Secure access posture (20)
Security controls are specific and least-privilege: dedicated `minecraft` user, SSH source restriction, and only required inbound ports exposed.
20 pts
Exemplary
Controls are correctly configured and justified; admin access is narrowly scoped and exposed surface is minimal.
16 pts
Proficient
Core controls are present with minor misconfigurations or incomplete justification.
10 pts
Developing
Some controls exist, but major least-privilege or network-restriction gaps remain.
0 pts
Insufficient
Security configuration is missing, unsafe, or not evidenced.

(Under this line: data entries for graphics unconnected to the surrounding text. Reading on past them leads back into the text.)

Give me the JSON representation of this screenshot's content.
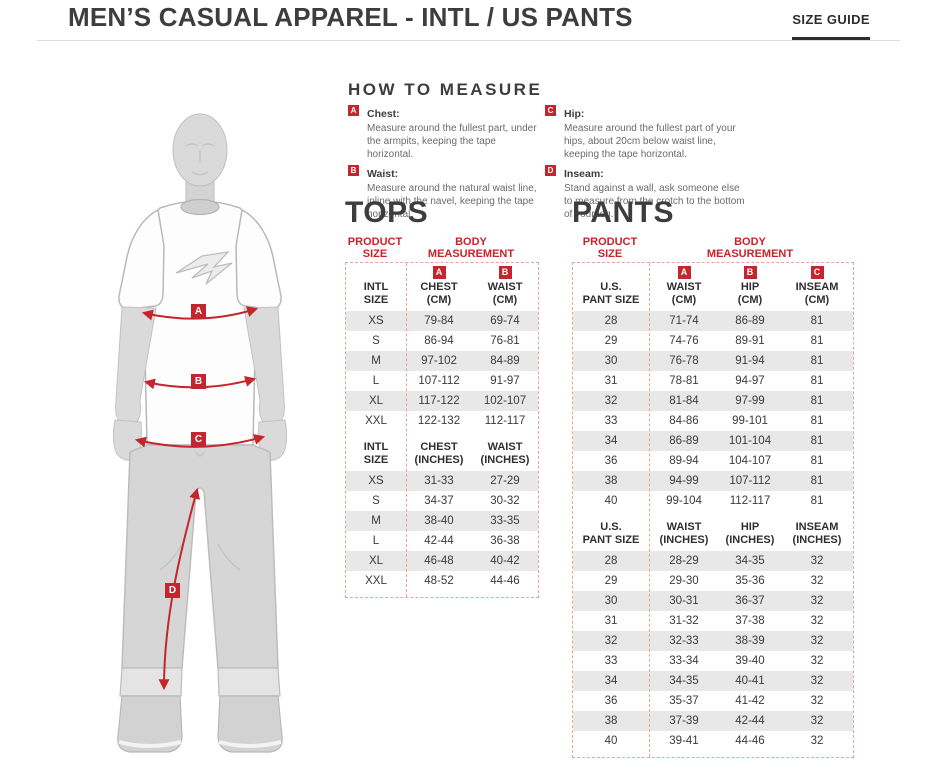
{
  "page": {
    "title": "MEN’S CASUAL APPAREL - INTL / US PANTS",
    "size_guide_label": "SIZE GUIDE"
  },
  "colors": {
    "accent_red": "#c4262e",
    "heading_dark": "#3d3d3d",
    "row_shade": "#e8e8e8",
    "dashed_border": "#e2a59f"
  },
  "figure": {
    "labels": [
      "A",
      "B",
      "C",
      "D"
    ]
  },
  "how_to_measure": {
    "title": "HOW TO MEASURE",
    "items": [
      {
        "letter": "A",
        "name": "Chest:",
        "text": "Measure around the fullest part, under the armpits, keeping the tape horizontal."
      },
      {
        "letter": "B",
        "name": "Waist:",
        "text": "Measure around the natural waist line, inline with the navel, keeping the tape horizontal."
      },
      {
        "letter": "C",
        "name": "Hip:",
        "text": "Measure around the fullest part of your hips, about 20cm below waist line, keeping the tape horizontal."
      },
      {
        "letter": "D",
        "name": "Inseam:",
        "text": "Stand against a wall, ask someone else to measure from the crotch to the bottom of your leg."
      }
    ]
  },
  "tops": {
    "title": "TOPS",
    "product_size_label": "PRODUCT\nSIZE",
    "body_measurement_label": "BODY\nMEASUREMENT",
    "cm": {
      "badges": [
        "A",
        "B"
      ],
      "columns": [
        "INTL\nSIZE",
        "CHEST\n(CM)",
        "WAIST\n(CM)"
      ],
      "rows": [
        [
          "XS",
          "79-84",
          "69-74"
        ],
        [
          "S",
          "86-94",
          "76-81"
        ],
        [
          "M",
          "97-102",
          "84-89"
        ],
        [
          "L",
          "107-112",
          "91-97"
        ],
        [
          "XL",
          "117-122",
          "102-107"
        ],
        [
          "XXL",
          "122-132",
          "112-117"
        ]
      ]
    },
    "inches": {
      "columns": [
        "INTL\nSIZE",
        "CHEST\n(INCHES)",
        "WAIST\n(INCHES)"
      ],
      "rows": [
        [
          "XS",
          "31-33",
          "27-29"
        ],
        [
          "S",
          "34-37",
          "30-32"
        ],
        [
          "M",
          "38-40",
          "33-35"
        ],
        [
          "L",
          "42-44",
          "36-38"
        ],
        [
          "XL",
          "46-48",
          "40-42"
        ],
        [
          "XXL",
          "48-52",
          "44-46"
        ]
      ]
    }
  },
  "pants": {
    "title": "PANTS",
    "product_size_label": "PRODUCT\nSIZE",
    "body_measurement_label": "BODY\nMEASUREMENT",
    "cm": {
      "badges": [
        "A",
        "B",
        "C"
      ],
      "columns": [
        "U.S.\nPANT SIZE",
        "WAIST\n(CM)",
        "HIP\n(CM)",
        "INSEAM\n(CM)"
      ],
      "rows": [
        [
          "28",
          "71-74",
          "86-89",
          "81"
        ],
        [
          "29",
          "74-76",
          "89-91",
          "81"
        ],
        [
          "30",
          "76-78",
          "91-94",
          "81"
        ],
        [
          "31",
          "78-81",
          "94-97",
          "81"
        ],
        [
          "32",
          "81-84",
          "97-99",
          "81"
        ],
        [
          "33",
          "84-86",
          "99-101",
          "81"
        ],
        [
          "34",
          "86-89",
          "101-104",
          "81"
        ],
        [
          "36",
          "89-94",
          "104-107",
          "81"
        ],
        [
          "38",
          "94-99",
          "107-112",
          "81"
        ],
        [
          "40",
          "99-104",
          "112-117",
          "81"
        ]
      ]
    },
    "inches": {
      "columns": [
        "U.S.\nPANT SIZE",
        "WAIST\n(INCHES)",
        "HIP\n(INCHES)",
        "INSEAM\n(INCHES)"
      ],
      "rows": [
        [
          "28",
          "28-29",
          "34-35",
          "32"
        ],
        [
          "29",
          "29-30",
          "35-36",
          "32"
        ],
        [
          "30",
          "30-31",
          "36-37",
          "32"
        ],
        [
          "31",
          "31-32",
          "37-38",
          "32"
        ],
        [
          "32",
          "32-33",
          "38-39",
          "32"
        ],
        [
          "33",
          "33-34",
          "39-40",
          "32"
        ],
        [
          "34",
          "34-35",
          "40-41",
          "32"
        ],
        [
          "36",
          "35-37",
          "41-42",
          "32"
        ],
        [
          "38",
          "37-39",
          "42-44",
          "32"
        ],
        [
          "40",
          "39-41",
          "44-46",
          "32"
        ]
      ]
    }
  }
}
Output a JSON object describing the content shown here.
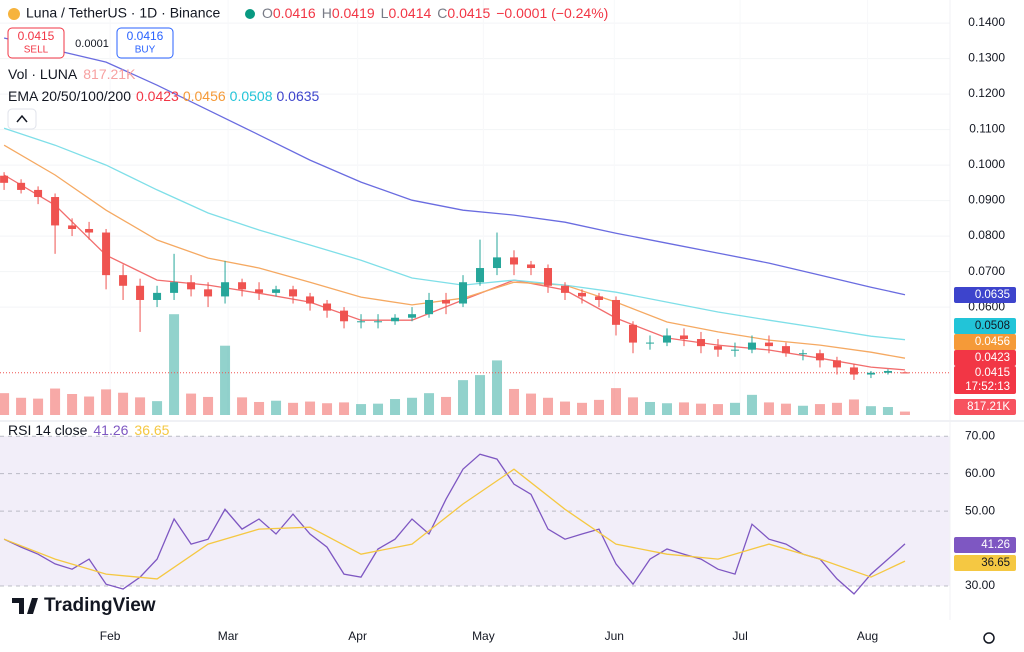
{
  "header": {
    "title": "Luna / TetherUS · 1D · Binance",
    "o_label": "O",
    "open": 0.0416,
    "h_label": "H",
    "high": 0.0419,
    "l_label": "L",
    "low": 0.0414,
    "c_label": "C",
    "close": 0.0415,
    "change": "−0.0001 (−0.24%)"
  },
  "trade": {
    "sell_price": 0.0415,
    "sell_label": "SELL",
    "spread": 0.0001,
    "buy_price": 0.0416,
    "buy_label": "BUY"
  },
  "countdown": "17:52:13",
  "logo": "TradingView",
  "chart_data": [
    {
      "type": "candlestick",
      "legend": {
        "volume_title": "Vol · LUNA",
        "volume_value": "817.21K",
        "ema_title": "EMA 20/50/100/200"
      },
      "xlim": [
        -0.24,
        55.65
      ],
      "xticks": [
        {
          "value": 6.24,
          "label": "Feb"
        },
        {
          "value": 13.18,
          "label": "Mar"
        },
        {
          "value": 20.8,
          "label": "Apr"
        },
        {
          "value": 28.2,
          "label": "May"
        },
        {
          "value": 35.9,
          "label": "Jun"
        },
        {
          "value": 43.3,
          "label": "Jul"
        },
        {
          "value": 50.8,
          "label": "Aug"
        }
      ],
      "ylim": [
        0.0296,
        0.1465
      ],
      "yticks": [
        {
          "value": 0.06,
          "label": "0.0600"
        },
        {
          "value": 0.07,
          "label": "0.0700"
        },
        {
          "value": 0.08,
          "label": "0.0800"
        },
        {
          "value": 0.09,
          "label": "0.0900"
        },
        {
          "value": 0.1,
          "label": "0.1000"
        },
        {
          "value": 0.11,
          "label": "0.1100"
        },
        {
          "value": 0.12,
          "label": "0.1200"
        },
        {
          "value": 0.13,
          "label": "0.1300"
        },
        {
          "value": 0.14,
          "label": "0.1400"
        }
      ],
      "grid": true,
      "up_color": "#26a69a",
      "down_color": "#ef5350",
      "open": [
        0.097,
        0.095,
        0.093,
        0.091,
        0.083,
        0.082,
        0.081,
        0.069,
        0.066,
        0.062,
        0.064,
        0.067,
        0.065,
        0.063,
        0.067,
        0.065,
        0.064,
        0.065,
        0.063,
        0.061,
        0.059,
        0.056,
        0.056,
        0.056,
        0.057,
        0.058,
        0.062,
        0.061,
        0.067,
        0.071,
        0.074,
        0.072,
        0.071,
        0.066,
        0.064,
        0.063,
        0.062,
        0.055,
        0.05,
        0.05,
        0.052,
        0.051,
        0.049,
        0.048,
        0.048,
        0.05,
        0.049,
        0.047,
        0.047,
        0.045,
        0.043,
        0.041,
        0.0415,
        0.0416
      ],
      "high": [
        0.098,
        0.096,
        0.094,
        0.092,
        0.085,
        0.084,
        0.082,
        0.072,
        0.068,
        0.066,
        0.075,
        0.069,
        0.067,
        0.073,
        0.068,
        0.067,
        0.066,
        0.066,
        0.064,
        0.062,
        0.06,
        0.058,
        0.058,
        0.058,
        0.06,
        0.064,
        0.064,
        0.069,
        0.079,
        0.081,
        0.076,
        0.073,
        0.072,
        0.067,
        0.065,
        0.064,
        0.063,
        0.056,
        0.052,
        0.054,
        0.054,
        0.053,
        0.051,
        0.05,
        0.052,
        0.052,
        0.05,
        0.048,
        0.048,
        0.046,
        0.044,
        0.042,
        0.0425,
        0.0419
      ],
      "low": [
        0.093,
        0.092,
        0.089,
        0.075,
        0.08,
        0.079,
        0.065,
        0.062,
        0.053,
        0.06,
        0.062,
        0.063,
        0.06,
        0.061,
        0.063,
        0.062,
        0.063,
        0.061,
        0.059,
        0.057,
        0.054,
        0.054,
        0.054,
        0.055,
        0.056,
        0.057,
        0.058,
        0.06,
        0.066,
        0.069,
        0.069,
        0.069,
        0.064,
        0.062,
        0.061,
        0.06,
        0.052,
        0.047,
        0.048,
        0.049,
        0.049,
        0.047,
        0.046,
        0.046,
        0.047,
        0.047,
        0.046,
        0.045,
        0.043,
        0.041,
        0.0395,
        0.04,
        0.041,
        0.0414
      ],
      "close": [
        0.095,
        0.093,
        0.091,
        0.083,
        0.082,
        0.081,
        0.069,
        0.066,
        0.062,
        0.064,
        0.067,
        0.065,
        0.063,
        0.067,
        0.065,
        0.064,
        0.065,
        0.063,
        0.061,
        0.059,
        0.056,
        0.056,
        0.056,
        0.057,
        0.058,
        0.062,
        0.061,
        0.067,
        0.071,
        0.074,
        0.072,
        0.071,
        0.066,
        0.064,
        0.063,
        0.062,
        0.055,
        0.05,
        0.05,
        0.052,
        0.051,
        0.049,
        0.048,
        0.048,
        0.05,
        0.049,
        0.047,
        0.047,
        0.045,
        0.043,
        0.041,
        0.0415,
        0.042,
        0.0415
      ],
      "volume": [
        5200000,
        4100000,
        3900000,
        6300000,
        5000000,
        4400000,
        6100000,
        5300000,
        4200000,
        3300000,
        24000000,
        5100000,
        4300000,
        16500000,
        4200000,
        3100000,
        3400000,
        2900000,
        3200000,
        2800000,
        3000000,
        2600000,
        2700000,
        3800000,
        4100000,
        5200000,
        4300000,
        8300000,
        9500000,
        13000000,
        6200000,
        5100000,
        4100000,
        3200000,
        2900000,
        3600000,
        6400000,
        4200000,
        3100000,
        2800000,
        3000000,
        2700000,
        2600000,
        2900000,
        4800000,
        3000000,
        2700000,
        2200000,
        2600000,
        2900000,
        3700000,
        2100000,
        1900000,
        817210
      ],
      "volume_lim": [
        0,
        25000000
      ],
      "series": [
        {
          "color": "#f26d6d",
          "x": [
            0,
            3,
            6,
            9,
            12,
            15,
            18,
            21,
            24,
            27,
            30,
            33,
            36,
            39,
            42,
            45,
            48,
            51,
            53
          ],
          "values": [
            0.0972,
            0.0887,
            0.0746,
            0.0676,
            0.0662,
            0.0639,
            0.0614,
            0.0563,
            0.0563,
            0.062,
            0.0676,
            0.0648,
            0.0569,
            0.0513,
            0.0493,
            0.0479,
            0.0456,
            0.0431,
            0.0423
          ]
        },
        {
          "color": "#f5a962",
          "x": [
            0,
            3,
            6,
            9,
            12,
            15,
            18,
            21,
            24,
            27,
            30,
            33,
            36,
            39,
            42,
            45,
            48,
            51,
            53
          ],
          "values": [
            0.1056,
            0.0972,
            0.0873,
            0.0789,
            0.0738,
            0.071,
            0.067,
            0.0628,
            0.0606,
            0.0625,
            0.067,
            0.0662,
            0.0614,
            0.0558,
            0.053,
            0.0507,
            0.0493,
            0.0473,
            0.0456
          ]
        },
        {
          "color": "#7fdfe8",
          "x": [
            0,
            3,
            6,
            9,
            12,
            15,
            18,
            21,
            24,
            27,
            30,
            33,
            36,
            39,
            42,
            45,
            48,
            51,
            53
          ],
          "values": [
            0.1104,
            0.1056,
            0.1,
            0.093,
            0.0865,
            0.0817,
            0.0775,
            0.0732,
            0.0682,
            0.0662,
            0.0676,
            0.0662,
            0.0642,
            0.0614,
            0.0586,
            0.0563,
            0.0541,
            0.0518,
            0.0508
          ]
        },
        {
          "color": "#6a6ce0",
          "x": [
            0,
            3,
            6,
            9,
            12,
            15,
            18,
            21,
            24,
            27,
            30,
            33,
            36,
            39,
            42,
            45,
            48,
            51,
            53
          ],
          "values": [
            0.1358,
            0.1324,
            0.129,
            0.1225,
            0.1155,
            0.1085,
            0.1014,
            0.0952,
            0.0901,
            0.0873,
            0.0859,
            0.0839,
            0.0808,
            0.078,
            0.0752,
            0.0724,
            0.069,
            0.0656,
            0.0635
          ]
        }
      ]
    },
    {
      "type": "line",
      "title": "RSI 14 close",
      "xlim": [
        -0.24,
        55.65
      ],
      "ylim": [
        22,
        73
      ],
      "yticks": [
        {
          "value": 30,
          "label": "30.00"
        },
        {
          "value": 50,
          "label": "50.00"
        },
        {
          "value": 60,
          "label": "60.00"
        },
        {
          "value": 70,
          "label": "70.00"
        }
      ],
      "band": [
        30,
        70
      ],
      "series": [
        {
          "color": "#7e57c2",
          "x": [
            0,
            1,
            2,
            3,
            4,
            5,
            6,
            7,
            8,
            9,
            10,
            11,
            12,
            13,
            14,
            15,
            16,
            17,
            18,
            19,
            20,
            21,
            22,
            23,
            24,
            25,
            26,
            27,
            28,
            29,
            30,
            31,
            32,
            33,
            34,
            35,
            36,
            37,
            38,
            39,
            40,
            41,
            42,
            43,
            44,
            45,
            46,
            47,
            48,
            49,
            50,
            51,
            52,
            53
          ],
          "values": [
            42.5,
            40.4,
            38.5,
            35.9,
            34.5,
            37.2,
            30.5,
            29.2,
            32.4,
            37.2,
            47.9,
            41.2,
            42.5,
            50.5,
            45.2,
            47.9,
            43.9,
            49.2,
            43.9,
            40.4,
            33.2,
            32.4,
            39.9,
            42.5,
            47.9,
            43.9,
            53.2,
            61.2,
            65.2,
            63.9,
            57.2,
            54.5,
            45.2,
            42.5,
            43.9,
            45.2,
            35.9,
            30.5,
            37.2,
            39.9,
            38.5,
            37.2,
            34.5,
            33.2,
            46.5,
            42.5,
            41.2,
            38.5,
            37.2,
            31.9,
            27.9,
            33.2,
            37.2,
            41.26
          ]
        },
        {
          "color": "#f5c842",
          "x": [
            0,
            3,
            6,
            9,
            12,
            15,
            18,
            21,
            24,
            27,
            30,
            33,
            36,
            39,
            42,
            45,
            48,
            51,
            53
          ],
          "values": [
            42.5,
            37.2,
            33.2,
            31.9,
            41.2,
            45.2,
            45.7,
            38.5,
            41.2,
            51.9,
            61.2,
            50.5,
            41.2,
            38.5,
            37.2,
            41.2,
            37.2,
            32.4,
            36.65
          ]
        }
      ]
    }
  ]
}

Service operations runbook quality (20)
Operational procedures are explicit and usable: start/stop/restart commands, health checks, log locations/interpretation, and safe update steps.
20 pts
Exemplary
All operation procedures are clear, accurate, and actionable with expected outputs/signs of healthy state.
16 pts
Proficient
Most procedures are usable; minor omissions or ambiguity in one area.
10 pts
Developing
Operations guidance is partial or vague across multiple required procedures.
0 pts
Insufficient
Operations procedures are largely missing or unusable.
Cost-control strategy quality (15)
Cost controls are concrete and defensible: instance sizing rationale, shutdown schedule, and practical guardrails for AWS Academy usage.
15 pts
Exemplary
Strategy is specific, realistic, and clearly linked to expected usage and constraints.
12 pts
Proficient
Strategy covers required elements but lacks depth in rationale or guardrails.
8 pts
Developing
Cost guidance is generic, incomplete, or weakly justified.
0 pts
Insufficient
Cost-control strategy is missing or not actionable.
  • Service/process hardening (+3): apply at least 3 meaningful hardening controls for your chosen service manager/process approach and justify each in the runbook.
  • Operational diagnostics (+4): add a short diagnostics section to the runbook with command-driven checks (e.g., ss, manager logs/status tools) and expected outputs for a healthy service.
  • In-service administration (+3): show how to administer the Minecraft server while it runs under your chosen manager (e.g., secure RCON setup), including at least 3 successful admin commands and safety notes.

Extra credit must stay within this assignment’s manual-operations scope (no Docker/Kubernetes, IaC, configuration-management frameworks, or backup/restore workflows).